Cuando se cumplieron los días en que ellos debían purificarse según manda la ley de Moisés, llevaron al niño a Jerusalén para presentarlo al Señor. Lo hicieron así porque en la ley del Señor está escrito: “Todo primer hijo varón será consagrado al Señor.” Fueron, pues, a ofrecer en sacrificio lo que manda la ley del Señor: un par de tórtolas o dos pichones.
En aquel tiempo vivía en Jerusalén un hombre llamado Simeón. Era un hombre justo, que adoraba a Dios y esperaba la restauración de Israel. El Espíritu Santo estaba con él y le había hecho saber que no moriría sin ver antes al Mesías, a quien el Señor había de enviar. Guiado por el Espíritu Santo, Simeón fue al templo. Y cuando los padres del niño Jesús entraban para cumplir con lo dispuesto por la ley, Simeón lo tomó en brazos, y alabó a Dios diciendo:
“Ahora, Señor, tu promesa está cumplida:
ya puedes dejar que tu siervo muera en paz.
Porque he visto la salvación
que has comenzado a realizar
ante los ojos de todas las naciones,
la luz que alumbrará a los paganos
y que será la honra de tu pueblo Israel.”
El padre y la madre de Jesús estaban admirados de lo que Simeón decía acerca del niño. Simeón les dio su bendición, y dijo a María, la madre de Jesús:
– Mira, este niño está destinado a hacer que muchos en Israel caigan y muchos se levanten. Será un signo de contradicción que pondrá al descubierto las intenciones de muchos corazones. Pero todo esto va a ser para ti como una espada que te atraviese el alma.
De nuevo es gente sencilla la que reconoce a Jesús. Y lo ve como luz de las naciones. Hoy no lo reconocemos, por eso andamos en la oscuridad, en las tinieblas. Él es la salvación, pero no lo aceptamos. Que estas Navidades nos ayuden a verlo y nos ilumine si gracia.

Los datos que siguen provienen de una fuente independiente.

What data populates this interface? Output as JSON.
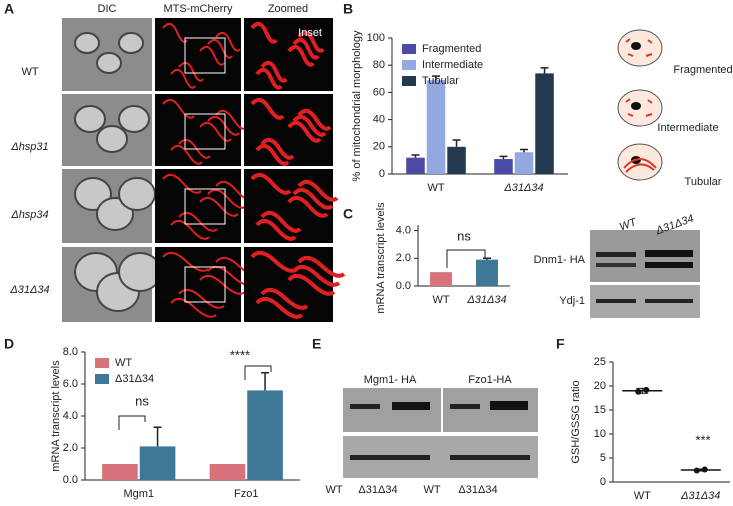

"En el relato del Nacimiento, con su estrella, los cánticos de los ángeles, el anuncio a los pastores y todos los detalles repletos de simbolismo vemos la luz deslumbrante de la salvación y en contraste el presagio del sacrificio redentor que será cumplido en plenitud por el ahora recién nacido. El Evangelio de hoy nos presenta la alegría de la presentación del Niño pero también la espada de dolor que llegará al corazón de su Madre.
José y María, fieles judíos, ambos de la estirpe de David, conocían bien las prescripciones de los ritos y cómo había que comportarse en el Templo. El relato de Lucas es la “composición de lugar” del cuarto misterio gozoso en el rezo del rosario… Y está bien que prestemos atención al cuidado de la Sagrada Familia en el respeto a la liturgia. Y que aprendamos de ellos. La Constitución Sacrosantum Concilium sobre la Sagrada Liturgia señala que “toda celebración litúrgica, por ser obra de Cristo sacerdote y de su Cuerpo, que es la Iglesia, es acción sagrada por excelencia, cuya eficacia, con el mismo título y en el mismo grado, no la iguala ninguna otra acción de la Iglesia”. A veces consideramos los ritos como algo secundario,.. A lo mejor estaría bien leer de nuevo esta Constitución firmada por Pablo VI en Roma, en San Pedro, el 4 de diciembre de 1963...
Y, después de explicar cómo debían ser cumplidos todos los ritos, el pasaje evangélico presenta el inicial encuentro con Simeón, su alegría al reconocer en el pequeño al Salvador esperado por siglos y su ruego: “Ahora Señor, según tu promesa, puedes dejar a tu siervo irse en paz. Porque mis ojos han visto a tu Salvador, a quien has presentado ante todos los pueblos: luz para alumbrar a las naciones y gloria de tu pueblo Israel” y el anuncio de cómo la salvación traspasaría el corazón de la Madre”.
Como en el portal de Belén, el gozo y el dolor del sacrificio, aparecen unidos. Así es y así será para cada uno de nosotros. Que podamos confiar en la felicidad que nos espera y decir como Simeón: Ahora Señor puedes dejar a tu siervo irse en paz. También como María, Madre de la esperanza, Causa de nuestra alegría y Madre Dolorosa."